The story so far: The Supreme Court of the United States (SCOTUS) has privately voted to strike down the constitutional right to abortion as determined by the landmark Roe vs Wade case in 1973, according to a leaked draft opinion from February 2022. The leak, by news outlet Politico on May 2, has itself become a subject of profound criticism and a likely criminal inquiry within the highest court in the land. The content has provoked dismay among liberals and pro-choice advocates and jubilation on the part of anti-abortionists. While the opinion is not surprising given that a SCOTUS majority of 6-3 leans and votes conservative, it will likely set off a lengthy series of judicial battles at the state level given that it will, if it formally becomes the law of the land, leave the decision on whether to outlaw abortions to state legislators.
Roe, short for Jane Roe, is the pseudonym for a Texas woman named Norma McCorvey who in 1970 sought to have an abortion when she was five months pregnant, notwithstanding Texas’ ban on abortions except to save a mother’s life. Wade refers to Henry Wade, the district attorney in Dallas County, Texas, at the time, who was the defendant in the case. The 7-2 majority opinion of the SCOTUS was written on January 22, 1973, by Justice Harry Blackmun, paving the way for the recognition of abortion as a constitutional right in the U.S., effectively striking down a wide range of state-level abortion limitations applied before foetal viability. Foetal viability is the point at which a foetus can survive outside the womb, at the time considered to be around 28 weeks, but today is closer to 23 or 24 weeks owing to advances in medicine and technology.
Based on the Roe vs Wade case, the framework of regulations that applied towards the right to abortion required that in the first trimester, almost no limitations could be placed on that right; in the second trimester, only limitations to abortion rights that were aimed at protecting a woman’s health were permitted; and in the third trimester, state governments had greater leeway to limit the right to abortion except for cases in which the life and health of the mother were endangered.

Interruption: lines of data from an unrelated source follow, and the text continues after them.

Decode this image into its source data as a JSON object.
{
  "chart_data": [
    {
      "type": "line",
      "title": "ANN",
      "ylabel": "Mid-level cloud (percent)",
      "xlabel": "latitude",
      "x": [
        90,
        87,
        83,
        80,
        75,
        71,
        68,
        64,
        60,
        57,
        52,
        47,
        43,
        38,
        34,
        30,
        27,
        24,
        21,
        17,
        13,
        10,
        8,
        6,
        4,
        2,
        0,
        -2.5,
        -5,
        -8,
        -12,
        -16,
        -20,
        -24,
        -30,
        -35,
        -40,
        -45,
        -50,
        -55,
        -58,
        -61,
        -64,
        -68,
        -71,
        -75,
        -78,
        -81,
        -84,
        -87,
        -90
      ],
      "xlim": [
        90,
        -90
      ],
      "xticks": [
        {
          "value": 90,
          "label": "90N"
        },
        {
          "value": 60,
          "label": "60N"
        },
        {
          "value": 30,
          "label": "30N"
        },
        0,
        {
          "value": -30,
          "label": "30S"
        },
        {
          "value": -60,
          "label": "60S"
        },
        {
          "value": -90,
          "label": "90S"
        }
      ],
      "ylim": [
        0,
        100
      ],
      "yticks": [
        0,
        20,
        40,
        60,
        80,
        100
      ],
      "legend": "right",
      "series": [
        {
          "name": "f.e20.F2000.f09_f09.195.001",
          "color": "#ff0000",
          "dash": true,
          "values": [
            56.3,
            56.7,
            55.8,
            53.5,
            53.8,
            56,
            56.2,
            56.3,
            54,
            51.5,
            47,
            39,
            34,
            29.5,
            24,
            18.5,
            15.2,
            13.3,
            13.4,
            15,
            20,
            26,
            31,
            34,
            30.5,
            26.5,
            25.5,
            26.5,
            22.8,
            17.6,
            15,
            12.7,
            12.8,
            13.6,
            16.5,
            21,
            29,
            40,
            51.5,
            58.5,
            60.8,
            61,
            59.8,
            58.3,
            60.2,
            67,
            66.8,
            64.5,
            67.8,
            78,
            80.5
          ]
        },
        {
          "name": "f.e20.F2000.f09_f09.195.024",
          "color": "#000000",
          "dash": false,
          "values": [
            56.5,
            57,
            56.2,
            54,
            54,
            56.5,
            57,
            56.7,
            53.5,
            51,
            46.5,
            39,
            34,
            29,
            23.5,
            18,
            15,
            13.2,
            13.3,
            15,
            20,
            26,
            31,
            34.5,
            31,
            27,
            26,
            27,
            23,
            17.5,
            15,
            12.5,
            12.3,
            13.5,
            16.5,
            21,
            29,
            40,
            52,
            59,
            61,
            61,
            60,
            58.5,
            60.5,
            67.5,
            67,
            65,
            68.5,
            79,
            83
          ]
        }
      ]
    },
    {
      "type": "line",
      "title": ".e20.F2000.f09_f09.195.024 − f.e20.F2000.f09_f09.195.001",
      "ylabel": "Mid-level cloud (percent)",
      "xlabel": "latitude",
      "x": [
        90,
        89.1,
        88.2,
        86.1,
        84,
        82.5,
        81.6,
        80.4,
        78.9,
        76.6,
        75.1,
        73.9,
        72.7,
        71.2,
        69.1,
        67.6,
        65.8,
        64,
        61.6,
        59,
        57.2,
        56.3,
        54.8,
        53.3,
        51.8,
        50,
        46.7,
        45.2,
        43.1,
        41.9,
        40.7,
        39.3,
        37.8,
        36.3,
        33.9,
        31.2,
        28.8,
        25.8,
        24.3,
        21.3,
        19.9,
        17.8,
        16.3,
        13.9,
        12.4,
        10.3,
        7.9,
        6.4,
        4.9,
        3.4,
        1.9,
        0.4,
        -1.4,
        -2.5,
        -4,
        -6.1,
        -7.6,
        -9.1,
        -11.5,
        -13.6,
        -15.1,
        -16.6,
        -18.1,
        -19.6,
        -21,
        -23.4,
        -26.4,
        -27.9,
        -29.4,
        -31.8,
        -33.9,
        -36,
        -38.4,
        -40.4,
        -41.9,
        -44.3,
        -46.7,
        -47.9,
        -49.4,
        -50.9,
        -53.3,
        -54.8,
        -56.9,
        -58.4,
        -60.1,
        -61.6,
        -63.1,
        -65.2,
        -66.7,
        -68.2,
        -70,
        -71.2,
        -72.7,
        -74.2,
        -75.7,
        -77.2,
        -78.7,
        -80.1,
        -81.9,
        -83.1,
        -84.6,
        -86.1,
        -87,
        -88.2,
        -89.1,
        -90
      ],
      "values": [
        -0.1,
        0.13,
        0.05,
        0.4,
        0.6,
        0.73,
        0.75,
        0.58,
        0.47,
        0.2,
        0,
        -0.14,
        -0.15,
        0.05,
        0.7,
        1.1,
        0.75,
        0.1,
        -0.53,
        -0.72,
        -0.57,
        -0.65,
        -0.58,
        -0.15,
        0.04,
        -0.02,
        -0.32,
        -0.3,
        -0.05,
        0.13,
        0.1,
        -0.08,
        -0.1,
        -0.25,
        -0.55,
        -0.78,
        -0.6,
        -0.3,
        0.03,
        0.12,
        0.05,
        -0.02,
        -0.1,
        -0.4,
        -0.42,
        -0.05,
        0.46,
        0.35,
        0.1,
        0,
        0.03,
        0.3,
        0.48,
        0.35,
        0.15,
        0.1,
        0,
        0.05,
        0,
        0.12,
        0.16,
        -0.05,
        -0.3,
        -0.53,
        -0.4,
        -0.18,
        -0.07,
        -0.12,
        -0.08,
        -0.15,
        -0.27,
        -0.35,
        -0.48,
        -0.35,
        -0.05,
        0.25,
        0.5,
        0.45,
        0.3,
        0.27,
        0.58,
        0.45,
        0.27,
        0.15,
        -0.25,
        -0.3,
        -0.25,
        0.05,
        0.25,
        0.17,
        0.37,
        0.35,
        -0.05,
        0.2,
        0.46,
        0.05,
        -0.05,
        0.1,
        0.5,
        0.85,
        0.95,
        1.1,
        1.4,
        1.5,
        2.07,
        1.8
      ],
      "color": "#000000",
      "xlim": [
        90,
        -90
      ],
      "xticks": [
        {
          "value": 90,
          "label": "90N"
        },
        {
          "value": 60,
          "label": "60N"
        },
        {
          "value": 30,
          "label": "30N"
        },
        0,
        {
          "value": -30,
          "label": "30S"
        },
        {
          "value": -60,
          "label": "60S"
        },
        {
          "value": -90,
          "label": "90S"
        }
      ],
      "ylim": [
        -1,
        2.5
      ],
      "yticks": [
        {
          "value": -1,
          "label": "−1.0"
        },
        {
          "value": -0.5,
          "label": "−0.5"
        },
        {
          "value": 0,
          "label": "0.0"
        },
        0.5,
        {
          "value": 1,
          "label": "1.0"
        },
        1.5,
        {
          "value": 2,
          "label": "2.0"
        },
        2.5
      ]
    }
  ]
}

However, Roe vs Wade was not the last word on abortion rights in the U.S. even before the latest SCOTUS opinion. In the 1992 Planned Parenthood vs Casey case, the SCOTUS threw out the so-called trimester framework yet retained the Roe vs Wade case’s “essential holding,” which established women’s constitutional right to abortion until foetal viability.
The overturning of the Roe vs Wade case has not yet been formally announced and thus not yet a part of settled law, although most legal experts believe it is only a matter of time before it becomes so. It remains to be seen whether the leaked text of the private opinion of the SCOTUS, believed to be authored primarily by Justice Samuel Alito, will be the same as the final version that enters the statute books.
Nevertheless, the conservative majority of the court, to which former President Donald Trump successfully nominated three justices, regarded Roe vs Wade to lack any jurisprudential basis within the U.S. Constitution. Hence in the first draft of their opinion, dated February 2022, the justices of the SCOTUS said, “We hold that Roe and Casey must be overruled. The Constitution makes no reference to abortion, and no such right is implicitly protected by any constitutional provision… It is time to heed the Constitution and return the issue of abortion to the people’s elected representatives.”
Based on analysis of data from the Centers for Disease Control and Prevention, reports have shown that the typical patient seeking an abortion in the U.S. is already a mother, is in her late 20s, has obtained some college education, is relatively poor, is unmarried, is in her first six weeks of pregnancy, is seeking a first abortion, and lives in a Democratic Party-ruled state. At a broad level, therefore, the SCOTUS opinion will disproportionately affect poorer women if it becomes law. For example, in 2014, nearly 50% of women who went in for abortions were below the poverty line, with another 25% said to be relatively close to the poverty line. Reports quoted researchers saying that the growing share of poorer women in the abortion demographic “reflects improved access to effective contraception among higher-earning women, and a recognition of the growing costs of raising children among poorer women. It may also reflect the growing presence of charities that help poor women pay for abortions in states where public programs don’t.”